I went through the tutorial for training tesseract 3.x, and got to the point where I had a training file, but when I tried running tesseract on the tiff file, it gave the error "Assert failed: in file ../classify/adaptmatch.cpp line 512"
I may have done something wrong along the way though, one reason I think that is because I would think that to train a new english font, I would run combine with the regular eng. file and my new tr file, but I don't have just a plain eng.tr file. Here is the process and command I took to train it:
Generated box file, edited errors by hand.
Then I created a font_properties.txt file with just "dia 0 0 0 0 0".
Then I ran the generate unicharset executable on my box file.
Then I ran "tesseract eng.dia.exp0.tiff eng.dia.exp0 nobatch box.train" which had a few failures but deleted them. No fatalities
Then I ran "mftraining -F font_properties.txt -U unicharset -0 dia.unicharset eng.dia.exp0.tr"
Then I ran "cntraining eng.dia.exp0.tr"
Then I tried two things. I tried "combine_tessdata eng." which failed because there were no eng files, not surprising. So I ran combine_tessdata dia." which ran fine, and outputed the offsets. Weird thing was that offset 0 was -1, while offset 1 was 108, and the rest were -1. I thought offset 0 should be a non-negative number.
After that, I tried running tesseract with -l dia, and it fails with the error above.
If you see where I went wrong here, it would be great if you could let me know! Thanks
It'd be nice if the errors were a bit more helpful…..but it works well when it's set up correctly.
I suspect that you've forgot to rename all the files that you created as part of the training process. In your case with the chosen language being 'eng' rename:
inttemp -> eng.inttemp
Microfeat -> eng.Microfeat
normproto -> eng.normproto
pffmtable -> eng.pffmtable
unicharset -> eng.unicharset
Let us know how it goes:)
Obviously if you want the language to be dia, then you prefix the file names with dia.
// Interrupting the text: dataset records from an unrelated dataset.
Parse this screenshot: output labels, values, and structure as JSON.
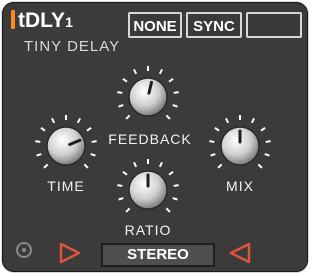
{
  "brand": {
    "name": "tDLY",
    "suffix": "1",
    "accent_color": "#ff8a1c"
  },
  "subtitle": "TINY DELAY",
  "header_buttons": {
    "none": "NONE",
    "sync": "SYNC",
    "blank": ""
  },
  "knobs": {
    "feedback": {
      "label": "FEEDBACK",
      "value": 0.55
    },
    "time": {
      "label": "TIME",
      "value": 0.75
    },
    "mix": {
      "label": "MIX",
      "value": 0.5
    },
    "ratio": {
      "label": "RATIO",
      "value": 0.5
    }
  },
  "footer": {
    "mode": "STEREO",
    "arrow_color": "#e0533b"
  }
}
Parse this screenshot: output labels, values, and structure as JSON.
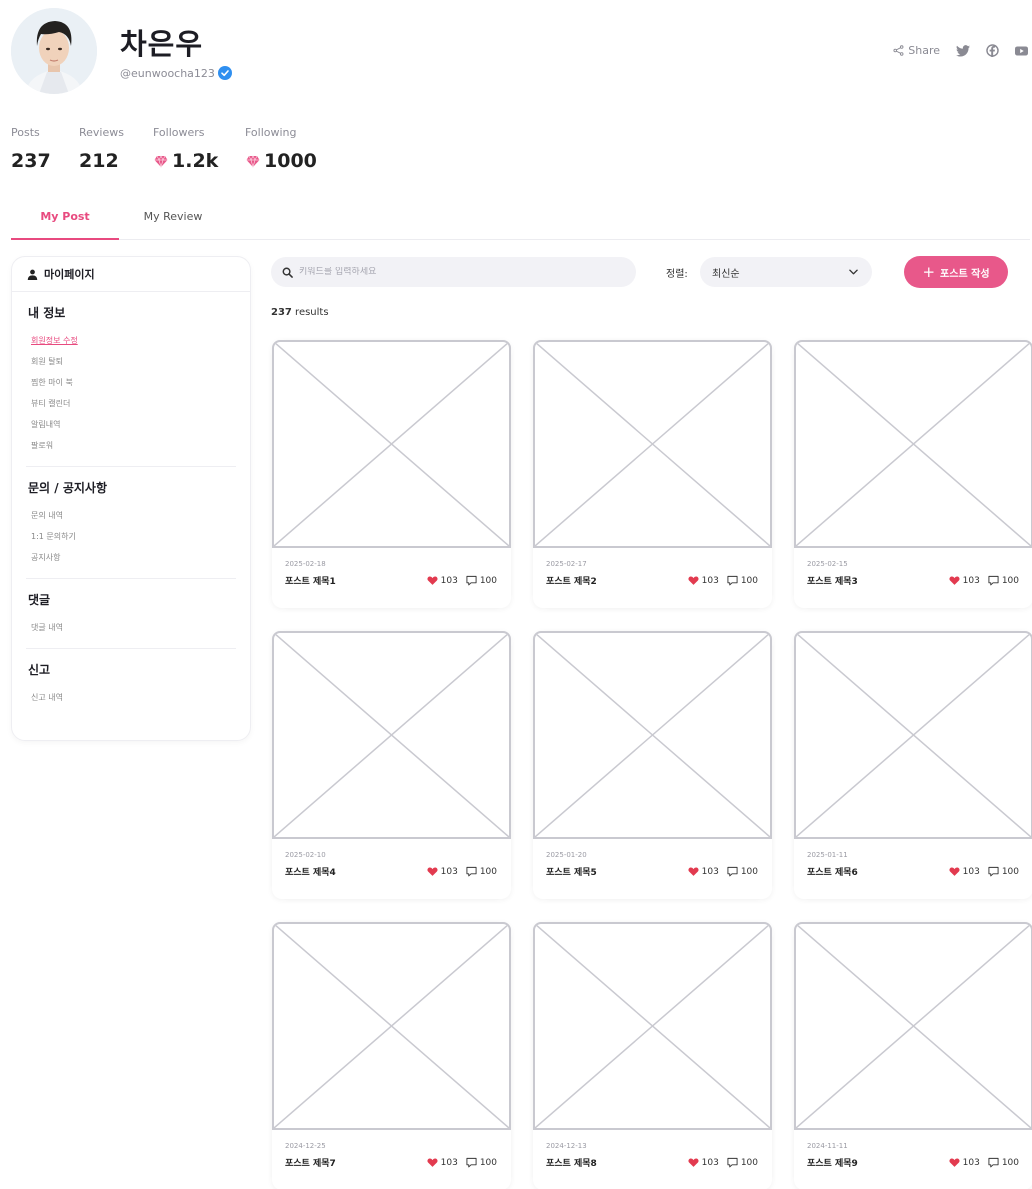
{
  "profile": {
    "name": "차은우",
    "handle": "@eunwoocha123"
  },
  "share": {
    "label": "Share",
    "icons": [
      "share-icon",
      "twitter-icon",
      "facebook-icon",
      "youtube-icon"
    ]
  },
  "stats": [
    {
      "label": "Posts",
      "value": "237"
    },
    {
      "label": "Reviews",
      "value": "212"
    },
    {
      "label": "Followers",
      "value": "1.2k"
    },
    {
      "label": "Following",
      "value": "1000"
    }
  ],
  "tabs": [
    {
      "label": "My Post",
      "active": true
    },
    {
      "label": "My Review",
      "active": false
    }
  ],
  "sidebar": {
    "header": "마이페이지",
    "sections": [
      {
        "title": "내 정보",
        "items": [
          "회원정보 수정",
          "회원 탈퇴",
          "찜한 마이 북",
          "뷰티 캘린더",
          "알림내역",
          "팔로워"
        ]
      },
      {
        "title": "문의 / 공지사항",
        "items": [
          "문의 내역",
          "1:1 문의하기",
          "공지사항"
        ]
      },
      {
        "title": "댓글",
        "items": [
          "댓글 내역"
        ]
      },
      {
        "title": "신고",
        "items": [
          "신고 내역"
        ]
      }
    ]
  },
  "search": {
    "placeholder": "키워드를 입력하세요"
  },
  "sort": {
    "label": "정렬:",
    "selected": "최신순"
  },
  "write_button": {
    "label": "포스트 작성"
  },
  "results": {
    "count": "237",
    "suffix": " results"
  },
  "posts": [
    {
      "date": "2025-02-18",
      "title": "포스트 제목1",
      "likes": "103",
      "comments": "100"
    },
    {
      "date": "2025-02-17",
      "title": "포스트 제목2",
      "likes": "103",
      "comments": "100"
    },
    {
      "date": "2025-02-15",
      "title": "포스트 제목3",
      "likes": "103",
      "comments": "100"
    },
    {
      "date": "2025-02-10",
      "title": "포스트 제목4",
      "likes": "103",
      "comments": "100"
    },
    {
      "date": "2025-01-20",
      "title": "포스트 제목5",
      "likes": "103",
      "comments": "100"
    },
    {
      "date": "2025-01-11",
      "title": "포스트 제목6",
      "likes": "103",
      "comments": "100"
    },
    {
      "date": "2024-12-25",
      "title": "포스트 제목7",
      "likes": "103",
      "comments": "100"
    },
    {
      "date": "2024-12-13",
      "title": "포스트 제목8",
      "likes": "103",
      "comments": "100"
    },
    {
      "date": "2024-11-11",
      "title": "포스트 제목9",
      "likes": "103",
      "comments": "100"
    }
  ],
  "colors": {
    "accent": "#e84a7f",
    "button": "#e8588a",
    "heart": "#e23a4f",
    "verified": "#2f8ff0"
  }
}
Will probably help as well:)
thanks for the response! I actually found that out last night after searching a bit more, and it made a more complete trainedata file, but still the same error. I think my problem is that I am naming it "eng.dia.exp0", because techincally the language is still "eng" but my new font is "dia". Should I just create a whole new language even though I am only really training a font? Thanks for the help so far!
I guess the question is how you're going to use the trained data. If it's a font, then make sure you use the font_properties file as part of your training…and the language is eng. Having multiple fonts within the 'eng' language is fine. You then combine_tessdata. (Remember that the language includes not only the OCR information, but also language information such as dictionary words etc).
If, as in my case, you know that a specific bit of text is always going to be in your chosen font, then by all means set it up as a separate language. You can specify the language that you wish to use. In Java:
Tesseract instance = Tesseract.getInstance();
The training process is very sensitive to the correct format of the file names (and errors aren't that helpful), so I suggest decide on either dia or eng as the language that you wish to use, and go with that.
How would I go about combining eng with my font? I see that combine_tessdata takes in tr files, but I don't have a tr file for eng, only trained data. I created the font properties file, and that part seemed to go through ok. Any idea what I'm missing as far as combining this with eng?
The .tr/tiff files for the eng language are available as a download somewhere, I haven't got a copy of it on this PC I'm afraid, but I'm sure that if you search for a download:
Nope - annoyingly I can't find it at the moment. If I find a download then I'll post a link.
Of course, you can always go for the dia approach?